What to look for when buying a used XR600?

Hey guys, great thumper community you have here. I have found great information using the search feature but still have a couple of questions. I'm looking into buying an XR600 already dual sported. I'll ride it out at Ocotillo and other places until my truck is desert worthy. Anyway, I've seen this page with guidance on buying used, and searching the forums, I've found that I need to look for frame cracks around the seat and frame gussets. My question is, what else, if anything, should I look for when I go for a test ride. Any other known problems on the mid to late '90s 600's? Is there anyway to tell if the valves have been adjusted properly and at the correct intervals? How can I tell if the bike is properly jetted? All suggestions are greatly appreciated, as I've never actually owned a bike.

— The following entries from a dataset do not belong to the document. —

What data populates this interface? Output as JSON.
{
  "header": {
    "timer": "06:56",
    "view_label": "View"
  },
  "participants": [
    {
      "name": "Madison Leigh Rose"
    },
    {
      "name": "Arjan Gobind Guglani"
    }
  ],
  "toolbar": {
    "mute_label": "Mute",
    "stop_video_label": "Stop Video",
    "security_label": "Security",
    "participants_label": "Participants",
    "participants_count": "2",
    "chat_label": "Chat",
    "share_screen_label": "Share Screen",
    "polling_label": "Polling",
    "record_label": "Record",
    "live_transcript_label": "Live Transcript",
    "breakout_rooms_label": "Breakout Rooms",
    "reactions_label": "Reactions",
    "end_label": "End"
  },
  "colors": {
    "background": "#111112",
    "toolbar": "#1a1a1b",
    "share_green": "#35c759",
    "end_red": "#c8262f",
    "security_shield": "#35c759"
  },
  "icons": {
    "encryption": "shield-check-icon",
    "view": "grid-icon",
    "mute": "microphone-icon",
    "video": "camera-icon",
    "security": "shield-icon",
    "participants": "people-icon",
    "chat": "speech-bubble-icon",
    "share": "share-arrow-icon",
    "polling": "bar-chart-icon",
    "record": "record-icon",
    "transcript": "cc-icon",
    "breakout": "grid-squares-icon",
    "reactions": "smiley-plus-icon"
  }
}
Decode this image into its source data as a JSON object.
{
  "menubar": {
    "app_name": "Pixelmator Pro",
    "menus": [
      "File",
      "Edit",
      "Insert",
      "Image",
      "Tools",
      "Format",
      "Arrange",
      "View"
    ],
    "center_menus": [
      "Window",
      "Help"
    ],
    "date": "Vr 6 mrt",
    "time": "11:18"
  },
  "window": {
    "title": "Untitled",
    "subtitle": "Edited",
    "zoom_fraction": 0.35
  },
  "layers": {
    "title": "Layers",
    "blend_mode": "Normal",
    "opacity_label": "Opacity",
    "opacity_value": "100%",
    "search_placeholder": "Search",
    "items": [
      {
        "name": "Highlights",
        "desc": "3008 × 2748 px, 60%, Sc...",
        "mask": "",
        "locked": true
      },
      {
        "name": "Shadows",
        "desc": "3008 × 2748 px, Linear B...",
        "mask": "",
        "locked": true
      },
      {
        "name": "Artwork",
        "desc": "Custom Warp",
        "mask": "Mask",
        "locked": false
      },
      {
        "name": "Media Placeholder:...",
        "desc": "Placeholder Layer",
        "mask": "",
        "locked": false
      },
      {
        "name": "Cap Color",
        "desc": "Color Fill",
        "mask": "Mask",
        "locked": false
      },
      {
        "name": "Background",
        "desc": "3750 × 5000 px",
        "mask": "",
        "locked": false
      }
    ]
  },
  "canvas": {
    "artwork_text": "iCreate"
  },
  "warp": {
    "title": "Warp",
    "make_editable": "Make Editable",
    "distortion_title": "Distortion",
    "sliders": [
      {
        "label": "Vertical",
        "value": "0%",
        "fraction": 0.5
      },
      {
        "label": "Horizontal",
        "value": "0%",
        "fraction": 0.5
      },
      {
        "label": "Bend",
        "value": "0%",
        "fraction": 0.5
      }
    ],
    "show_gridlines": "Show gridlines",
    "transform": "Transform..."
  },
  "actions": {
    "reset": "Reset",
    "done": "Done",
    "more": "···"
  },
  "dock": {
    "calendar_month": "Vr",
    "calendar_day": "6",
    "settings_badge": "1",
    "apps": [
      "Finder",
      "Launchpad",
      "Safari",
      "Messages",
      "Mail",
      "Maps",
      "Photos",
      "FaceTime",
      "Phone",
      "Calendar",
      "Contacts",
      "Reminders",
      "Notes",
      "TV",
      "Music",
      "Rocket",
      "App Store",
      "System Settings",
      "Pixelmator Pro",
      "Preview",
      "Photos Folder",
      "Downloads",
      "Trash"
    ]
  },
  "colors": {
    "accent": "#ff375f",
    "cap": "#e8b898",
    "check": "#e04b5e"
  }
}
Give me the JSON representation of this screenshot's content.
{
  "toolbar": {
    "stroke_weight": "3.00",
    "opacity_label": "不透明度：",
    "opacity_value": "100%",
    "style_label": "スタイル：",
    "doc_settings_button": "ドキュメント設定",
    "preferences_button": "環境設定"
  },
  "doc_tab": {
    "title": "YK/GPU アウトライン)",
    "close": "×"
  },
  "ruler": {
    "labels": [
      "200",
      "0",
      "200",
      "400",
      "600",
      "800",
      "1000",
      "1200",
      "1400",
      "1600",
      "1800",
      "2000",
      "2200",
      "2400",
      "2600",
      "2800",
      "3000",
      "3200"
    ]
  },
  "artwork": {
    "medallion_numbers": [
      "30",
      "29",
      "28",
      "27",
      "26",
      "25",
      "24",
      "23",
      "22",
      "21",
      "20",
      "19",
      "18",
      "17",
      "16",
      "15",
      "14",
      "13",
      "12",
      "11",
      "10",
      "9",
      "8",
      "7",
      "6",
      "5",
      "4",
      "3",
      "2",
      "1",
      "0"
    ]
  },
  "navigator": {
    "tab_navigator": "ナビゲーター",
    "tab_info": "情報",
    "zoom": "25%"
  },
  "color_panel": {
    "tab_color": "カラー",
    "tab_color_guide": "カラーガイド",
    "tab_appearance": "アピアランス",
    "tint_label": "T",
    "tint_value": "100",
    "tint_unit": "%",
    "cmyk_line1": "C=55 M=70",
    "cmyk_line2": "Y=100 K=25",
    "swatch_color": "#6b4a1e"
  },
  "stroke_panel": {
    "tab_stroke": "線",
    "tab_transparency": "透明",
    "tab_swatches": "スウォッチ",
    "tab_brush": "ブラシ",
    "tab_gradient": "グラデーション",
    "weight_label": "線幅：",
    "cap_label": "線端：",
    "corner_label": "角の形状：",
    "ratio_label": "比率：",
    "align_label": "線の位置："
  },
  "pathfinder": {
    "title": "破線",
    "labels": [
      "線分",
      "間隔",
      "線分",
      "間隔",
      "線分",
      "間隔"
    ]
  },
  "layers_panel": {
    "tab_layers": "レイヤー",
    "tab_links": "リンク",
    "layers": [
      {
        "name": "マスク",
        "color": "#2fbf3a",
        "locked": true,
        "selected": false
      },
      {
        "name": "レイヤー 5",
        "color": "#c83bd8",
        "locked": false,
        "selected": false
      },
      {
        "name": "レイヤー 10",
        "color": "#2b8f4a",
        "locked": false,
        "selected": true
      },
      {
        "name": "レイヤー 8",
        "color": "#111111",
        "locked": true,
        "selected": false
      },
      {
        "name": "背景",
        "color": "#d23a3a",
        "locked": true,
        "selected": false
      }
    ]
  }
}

I haven't ridden in a couple of years (used to ride my neighbor's xr400 and 100 out at Ocotillo), but I'm 6'3, 175, and I think that the XR600 will be perfect for me to get back into trail/desert riding. Does it seem like this bike will suit my skill level and riding terrain? Thanks for any help. :)

Before I bought mine I took it to the local Honda dealership and had a mechanic take a look at it. All he did was look at the obvious things such as brakes, tires, etc.. He cranked it over and listenned to the engine and informed me that everything looked good.

For about thirty dollars they can look at valve clearances and other things you would like to check. Thirty bucks for some piece of mind when you go to purchase the bike.

As far as the XR, I would not have any other. I am very impressed with it. :)

Ask the guy what he did for regular maintenance. If he took care of the bike then you find a greasy Honda shop manual laying on his bench.

Heat stress was a big factor on the XR-600. If they got hot to do some damage watch out for problems in the motor. After about 10 to 12K miles the lower ends give out and start shifting funny and skiping gears, jumping out of gear. I've heard the boil over point on the 650 is still 100 degress less that the normal operation tempature of the 600. So you can imagen the bike will take some abuse under load or jetted lean. I really liked my 600, despite its weight it worked well in tight single track as long as you kept your speed up and air flowing over the motor. Great trail/desert bike that you can push hard and a seat that was designed by Lazyboy. Good luck.

My advice isn't specifically about buying an XR600, but usually there are a few things to look for; Check the obvious things, chain and sprockets, tyres, general appearance of the bike, but also see if the filter is clean and oiled, chain lubed, fresh looking engine oil etc. Listen to it run, test ride and listen for any unusual noises or clunks in the suspension linkages or headstem area.If it has a filthy filter, dirty chain, black oil etc, i'd keep looking. Also if you are in his garage, check the condition of any other bikes or even his car, and try and gauge if his vehicles are maintained well or not. I would also check all the fasteners on the bike, it can be a PITA to find bolts or screws with rounded heads or chewed up screwdriver slots. Don't be afraid to walk away from a bike that doesn't seem quite right, it probably isn't. Good luck. :)

They did change through the years. The last revision is the 96 year. Something very slight in the cases if I remember right. Nothing major. But early 90s got dual disc, then the cartridge forks.


The later the better. Most of them have been used, so inspect the lower frame. If it is dented up a bit, that is normal. You can always use that for a bargaining chip to lower the price. Any mods like suspension and brakes is a bonus on a used bike.

3rd gear was very weak in the mid 80s bikes and still showed up a bit in some motors through the years. Since it is a heavy bike, levers break easily, bars bend easy and you will find some bent front axles on them.

Basically look the bike over. If you can start a 600 easily, you will know the difference from a good running unit or poor unit.

My advice after you get the bike is to first install an edelbrock carb (solves all the hard starting, coughing and stalling issues of the bike) and then a SRC fork brake ( keeps the bike sold, no problems with ruts and tightens up the steering). You will spend $600 for those 2 items, but worth every penny on that bike. Other than that ride the bike, change the oil and filter often. I used Amsoil 0w-40 oil in my bike. It is the only only that lasted longer than 1 ride as those motors are tough on oil! Installing SS lines for the brakes helps to slow it down also.